Taking charge, taking flight
Great leaders are diligent, supportive and driven, and senior biology major Kelsey Saylor ’23 is no exception. As the fourth female battalion commander in a row in the University of Dayton’s ROTC program, she has exemplified the grit it takes to succeed and hopes to inspire others like others have inspired her.
A Dayton native, Saylor was no stranger to the military growing up. Her dad was in ROTC at Slippery Rock University and is a veteran of the U.S. Army. Both of her grandfathers also served in Vietnam, so it's no surprise she viewed the Army as a career path. However, she knew that she wanted to go to college, and she received the perfect opportunity to participate in both at UD.
“It’s the best of both worlds of getting to go to college, getting to join the military and getting to explore the world afterward,” she said.
UD’s ROTC program guided her to be the strong and accomplished leader she is today. She said that cadets gain more leadership experience throughout their years in the program, and she would not be who she is today without the program’s supportive cadre.
“They are pretty much the best cadre that I’ve ever seen and they do a really good job supporting us and making sure that we’re achieving our fullest potential,” Saylor said.
The program is organized to promote success while allowing for openness and understanding, Saylor described.
“I think the way the program functions gave me more self confidence and more faith in my own leadership abilities,” she said. “We just foster an environment that's really welcoming and really open and people are willing to sit down and discuss anything with everyone.”

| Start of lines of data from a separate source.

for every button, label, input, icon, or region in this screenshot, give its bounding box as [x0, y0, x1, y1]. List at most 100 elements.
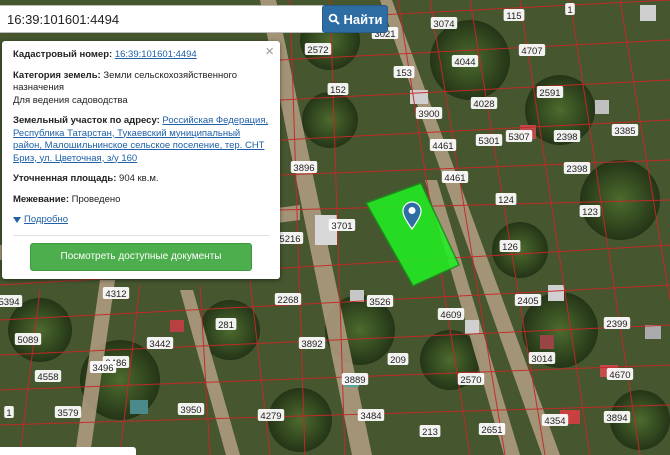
parcel-number-label: 1 — [565, 3, 575, 16]
svg-text:2572: 2572 — [307, 45, 328, 56]
area-value: 904 кв.м. — [119, 173, 159, 184]
parcel-number-label: 4707 — [518, 44, 546, 57]
parcel-number-label: 5394 — [0, 295, 23, 308]
parcel-number-label: 153 — [393, 66, 415, 79]
cadastral-link[interactable]: 16:39:101601:4494 — [115, 49, 197, 60]
parcel-number-label: 3889 — [341, 373, 369, 386]
parcel-number-label: 281 — [215, 318, 237, 331]
svg-text:5089: 5089 — [17, 335, 38, 346]
parcel-number-label: 4609 — [437, 308, 465, 321]
svg-text:5307: 5307 — [508, 132, 529, 143]
parcel-number-label: 4670 — [606, 368, 634, 381]
svg-text:2405: 2405 — [517, 296, 538, 307]
svg-text:3950: 3950 — [180, 405, 201, 416]
parcel-number-label: 3496 — [89, 361, 117, 374]
triangle-down-icon — [13, 217, 21, 224]
survey-row: Межевание: Проведено — [13, 194, 270, 207]
svg-text:4609: 4609 — [440, 310, 461, 321]
svg-text:2268: 2268 — [277, 295, 298, 306]
svg-text:124: 124 — [498, 195, 514, 206]
svg-text:5216: 5216 — [279, 234, 300, 245]
parcel-number-label: 3896 — [290, 161, 318, 174]
parcel-number-label: 2399 — [603, 317, 631, 330]
parcel-number-label: 115 — [503, 9, 525, 22]
address-row: Земельный участок по адресу: Российская … — [13, 115, 270, 165]
svg-text:152: 152 — [330, 85, 346, 96]
svg-text:4670: 4670 — [609, 370, 630, 381]
parcel-number-label: 5301 — [475, 134, 503, 147]
svg-text:3892: 3892 — [301, 339, 322, 350]
parcel-number-label: 4028 — [470, 97, 498, 110]
parcel-number-label: 3894 — [603, 411, 631, 424]
parcel-number-label: 4461 — [429, 139, 457, 152]
svg-text:3074: 3074 — [433, 19, 454, 30]
search-button[interactable]: Найти — [322, 5, 388, 33]
svg-text:4461: 4461 — [432, 141, 453, 152]
parcel-number-label: 3526 — [366, 295, 394, 308]
svg-text:4707: 4707 — [521, 46, 542, 57]
svg-text:3894: 3894 — [606, 413, 627, 424]
search-input[interactable] — [0, 5, 326, 33]
parcel-number-label: 2268 — [274, 293, 302, 306]
svg-text:115: 115 — [506, 11, 521, 22]
svg-text:3701: 3701 — [331, 221, 352, 232]
parcel-number-label: 2398 — [553, 130, 581, 143]
parcel-number-label: 3950 — [177, 403, 205, 416]
parcel-number-label: 209 — [387, 353, 409, 366]
cadastral-row: Кадастровый номер: 16:39:101601:4494 — [13, 49, 270, 62]
svg-text:4354: 4354 — [544, 416, 565, 427]
svg-text:3484: 3484 — [360, 411, 381, 422]
card-divider — [13, 235, 270, 236]
more-details-link[interactable]: Подробно — [13, 214, 270, 227]
parcel-number-label: 126 — [499, 240, 521, 253]
svg-text:3889: 3889 — [344, 375, 365, 386]
parcel-number-label: 2398 — [563, 162, 591, 175]
address-label: Земельный участок по адресу: — [13, 115, 160, 126]
parcel-number-label: 2591 — [536, 86, 564, 99]
search-button-label: Найти — [343, 11, 383, 27]
svg-text:2570: 2570 — [460, 375, 481, 386]
parcel-number-label: 5089 — [14, 333, 42, 346]
svg-text:5301: 5301 — [478, 136, 499, 147]
parcel-number-label: 3074 — [430, 17, 458, 30]
parcel-number-label: 3484 — [357, 409, 385, 422]
svg-text:3896: 3896 — [293, 163, 314, 174]
svg-text:2651: 2651 — [481, 425, 502, 436]
parcel-number-label: 4312 — [102, 287, 130, 300]
svg-text:3442: 3442 — [149, 339, 170, 350]
svg-text:3900: 3900 — [418, 109, 439, 120]
parcel-number-label: 4044 — [451, 55, 479, 68]
svg-text:4461: 4461 — [444, 173, 465, 184]
view-documents-button[interactable]: Посмотреть доступные документы — [30, 243, 252, 271]
svg-text:3579: 3579 — [57, 408, 78, 419]
svg-text:2591: 2591 — [539, 88, 560, 99]
parcel-number-label: 4558 — [34, 370, 62, 383]
bottom-panel-tab[interactable] — [0, 447, 136, 455]
parcel-number-label: 3579 — [54, 406, 82, 419]
search-icon — [328, 13, 340, 25]
parcel-number-label: 3442 — [146, 337, 174, 350]
parcel-number-label: 3701 — [328, 219, 356, 232]
svg-text:126: 126 — [502, 242, 518, 253]
search-bar: Найти — [0, 5, 390, 33]
parcel-number-label: 3892 — [298, 337, 326, 350]
svg-text:5394: 5394 — [0, 297, 20, 308]
svg-text:4044: 4044 — [454, 57, 475, 68]
svg-text:4312: 4312 — [105, 289, 126, 300]
parcel-number-label: 124 — [495, 193, 517, 206]
cadastral-label: Кадастровый номер: — [13, 49, 113, 60]
parcel-number-label: 123 — [579, 205, 601, 218]
parcel-number-label: 3014 — [528, 352, 556, 365]
parcel-info-card: × Кадастровый номер: 16:39:101601:4494 К… — [2, 41, 280, 279]
parcel-number-label: 4354 — [541, 414, 569, 427]
svg-text:2399: 2399 — [606, 319, 627, 330]
more-details-label: Подробно — [24, 214, 68, 225]
parcel-number-label: 3385 — [611, 124, 639, 137]
parcel-number-label: 5307 — [505, 130, 533, 143]
svg-text:209: 209 — [390, 355, 406, 366]
parcel-number-label: 213 — [419, 425, 441, 438]
close-icon[interactable]: × — [265, 44, 274, 59]
parcel-number-label: 5216 — [276, 232, 304, 245]
svg-text:3526: 3526 — [369, 297, 390, 308]
parcel-number-label: 2570 — [457, 373, 485, 386]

“We just foster an environment that's really welcoming and really open...”
Saylor served as a battalion commander in fall 2022 and is one of four women to have done so. Two of these women include Rachel VerDow ’22, who is currently serving in Germany as a second lieutenant military intelligence officer and Abby Herman, a second lieutenant armor officer. These women have been huge inspirations to Saylor, and she is thankful for her experiences of working with them.
“They’re great women to lean on and ask questions, and they were great models for me when I had my time as battalion commander,” she said.
Outside of ROTC, Saylor is a River Steward through the Fitz Center for Leadership in Community. She said the group’s recent capstone project at the Dakota Center, a nonprofit Marianist after-school program for children in West Dayton. The stewards improved the center’s garden space and developed a sustainability-based curriculum, helping to inform future generations about the environment.
Saylor was originally interested in entering the medical field, but UD’s environmental programs nurtured her fondness for the outdoors.
“I’m really passionate about the environment and I love being out in it and hiking, and so I want to be part of the restoration of our natural world.”
After graduating May 7, Saylor will now report for active duty in Fort Rucker, Alabama. She will complete two years of flight school to prepare for 12 years of flying helicopters for the Army.
Besides the cadre at UD’s ROTC program, Saylor looks up to her parents for guidance and motivation. Saylor said, “They inspired my younger sister and I to never settle and always look to the future and try our best to make our own way in the world. I never want to let anyone down but most of all I don’t want to let myself down.”
Like those who have come before her, Saylor said she wants to make a lasting imprint on this world and hopes her strong sense of self-motivation will allow her to be all she can be.